Plaintiff complains that his due process rights were violated by Defendants Lutz, Miller, and Dintelman, who failed to respond to his grievances filed over the failure to return his shoes and leg socks.

"[A] state's inmate grievance procedures do not give rise to a liberty interest protected by the due process clause." Antonelli v. Sheahan, 81 F.3d 1422, 1430 (7th Cir. 1995). The Constitution requires no procedure at all, and the failure of state prison officials to follow their own procedures does not, of itself, violate the Constitution. Maust v. Headley, 959 F.2d 644, 648 (7th Cir. 1992); Shango v. Jurich, 681 F.2d 1091 (7th Cir. 1982). Accordingly, Plaintiff fails to state a claim upon which relief may be granted, and Count 4 against Defendants Lutz, Miller, and Dintelman must be dismissed with prejudice.


IT IS HEREBY ORDERED that COUNT FOUR fails to state a claim upon which relief may be granted, and thus is DISMISSED with prejudice. DEFENDANTS LUTZ and MILLER are DISMISSED from this action with prejudice. The claim in COUNT FOUR against DEFENDANT DINTELMAN is DISMISSED with prejudice.
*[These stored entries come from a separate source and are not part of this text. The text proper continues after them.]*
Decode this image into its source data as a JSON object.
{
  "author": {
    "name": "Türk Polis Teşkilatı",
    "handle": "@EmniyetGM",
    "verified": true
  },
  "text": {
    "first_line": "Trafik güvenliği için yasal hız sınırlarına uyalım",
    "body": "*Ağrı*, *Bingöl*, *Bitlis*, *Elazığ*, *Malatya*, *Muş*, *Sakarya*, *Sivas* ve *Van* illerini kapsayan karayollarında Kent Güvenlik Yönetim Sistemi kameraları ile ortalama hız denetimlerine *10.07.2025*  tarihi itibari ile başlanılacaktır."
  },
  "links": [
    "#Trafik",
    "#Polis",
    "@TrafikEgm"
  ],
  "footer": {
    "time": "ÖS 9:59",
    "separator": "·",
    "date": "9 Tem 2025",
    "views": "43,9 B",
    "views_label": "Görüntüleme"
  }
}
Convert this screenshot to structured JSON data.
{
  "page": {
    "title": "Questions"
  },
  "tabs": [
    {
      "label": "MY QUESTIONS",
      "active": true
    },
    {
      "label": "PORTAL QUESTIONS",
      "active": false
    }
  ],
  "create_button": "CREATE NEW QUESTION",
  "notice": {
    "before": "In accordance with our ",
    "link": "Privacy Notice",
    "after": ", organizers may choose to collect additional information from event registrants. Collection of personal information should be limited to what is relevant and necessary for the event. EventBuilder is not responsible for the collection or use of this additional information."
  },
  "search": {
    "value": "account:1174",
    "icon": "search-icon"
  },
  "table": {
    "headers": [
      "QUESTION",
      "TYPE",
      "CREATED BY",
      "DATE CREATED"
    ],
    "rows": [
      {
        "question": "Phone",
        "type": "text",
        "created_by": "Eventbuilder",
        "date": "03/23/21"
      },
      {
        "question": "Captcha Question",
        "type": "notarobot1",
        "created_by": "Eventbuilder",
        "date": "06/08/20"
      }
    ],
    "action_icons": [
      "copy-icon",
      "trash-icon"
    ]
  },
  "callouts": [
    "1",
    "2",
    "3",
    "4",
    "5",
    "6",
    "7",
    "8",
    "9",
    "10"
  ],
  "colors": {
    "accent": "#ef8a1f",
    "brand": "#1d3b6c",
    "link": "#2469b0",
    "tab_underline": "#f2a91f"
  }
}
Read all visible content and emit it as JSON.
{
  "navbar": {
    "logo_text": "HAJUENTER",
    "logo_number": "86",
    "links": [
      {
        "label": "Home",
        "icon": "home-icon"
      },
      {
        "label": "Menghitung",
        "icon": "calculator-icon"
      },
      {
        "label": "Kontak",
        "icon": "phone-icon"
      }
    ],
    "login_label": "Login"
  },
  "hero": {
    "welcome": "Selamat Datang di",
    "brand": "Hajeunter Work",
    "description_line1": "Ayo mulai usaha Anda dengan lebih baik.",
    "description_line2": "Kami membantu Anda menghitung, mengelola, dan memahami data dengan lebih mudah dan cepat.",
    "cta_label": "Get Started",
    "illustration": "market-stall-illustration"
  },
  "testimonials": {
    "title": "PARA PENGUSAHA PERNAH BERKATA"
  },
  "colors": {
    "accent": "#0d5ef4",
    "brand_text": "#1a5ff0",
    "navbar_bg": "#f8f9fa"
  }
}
IT IS FURTHER ORDERED that DEFENDANT WEBB is DISMISSED from this action without prejudice.

IT IS FURTHER ORDERED that the Clerk of Court shall prepare for Defendants HAIRRS, FENTON, OBADINA and DINTELMAN: (1) Form 5 (Notice of a Lawsuit and Request to Waive Service of a Summons), and (2) Form 6 (Waiver of Service of Summons). The Clerk is DIRECTED to mail these forms, a copy of the complaint, and this Memorandum and Order to each Defendants' place of employment as identified by Plaintiff. If a Defendant fails to sign and return the Waiver of Service of Summons (Form 6) to the Clerk within 30 days from the date the forms were sent, the Clerk shall take appropriate steps to effect formal service on that Defendant, and the Court will require that Defendant to pay the full costs of formal service, to the extent authorized by the Federal Rules of Civil Procedure.

IT IS FURTHER ORDERED that, with respect to a Defendant who no longer can be found at the work address provided by Plaintiff, the employer shall furnish the Clerk with the Defendant's current work address, or, if not known, the Defendant's last-known address. This information shall be used only for sending the forms as directed above or for formally effecting service. Any documentation of the address shall be retained only by the Clerk. Address information shall not be maintained in the court file or disclosed by the Clerk.

IT IS FURTHER ORDERED that Plaintiff shall serve upon Defendants (or upon defense counsel once an appearance is entered), a copy of every pleading or other document submitted for consideration by the Court. Plaintiff shall include with the original paper to be filed a certificate stating the date on which a true and correct copy of the document was served on Defendants or counsel. Any paper received by a district judge or magistrate judge that has not been filed with the Clerk or that fails to include a certificate of service will be disregarded by the Court.

Defendants are ORDERED to timely file an appropriate responsive pleading to the complaint and shall not waive filing a reply pursuant to 42 U.S.C. § 1997e(g).

Pursuant to Local Rule 72.1(a)(2), this action is REFERRED to United States Magistrate Judge Philip M. Frazier for further pre-trial proceedings.

Further, this entire matter is REFERRED to United States Magistrate Judge Philip M. Frazier for disposition, as contemplated by Local Rule 72.2(b)(2) and 28 U.S.C. § 636©, should all the parties consent to such a referral.

Finally, Plaintiff is ADVISED that he is under a continuing obligation to keep the Clerk of Court and each opposing party informed of any change in his address; the Court will not independently investigate his whereabouts. This shall be done in writing and not later than 7 days after a transfer or other change in address occurs. Failure to comply with this order will cause a delay in the transmission of court documents and may result in dismissal of this action for want of prosecution. See FED.R.CIV.P. 41(b).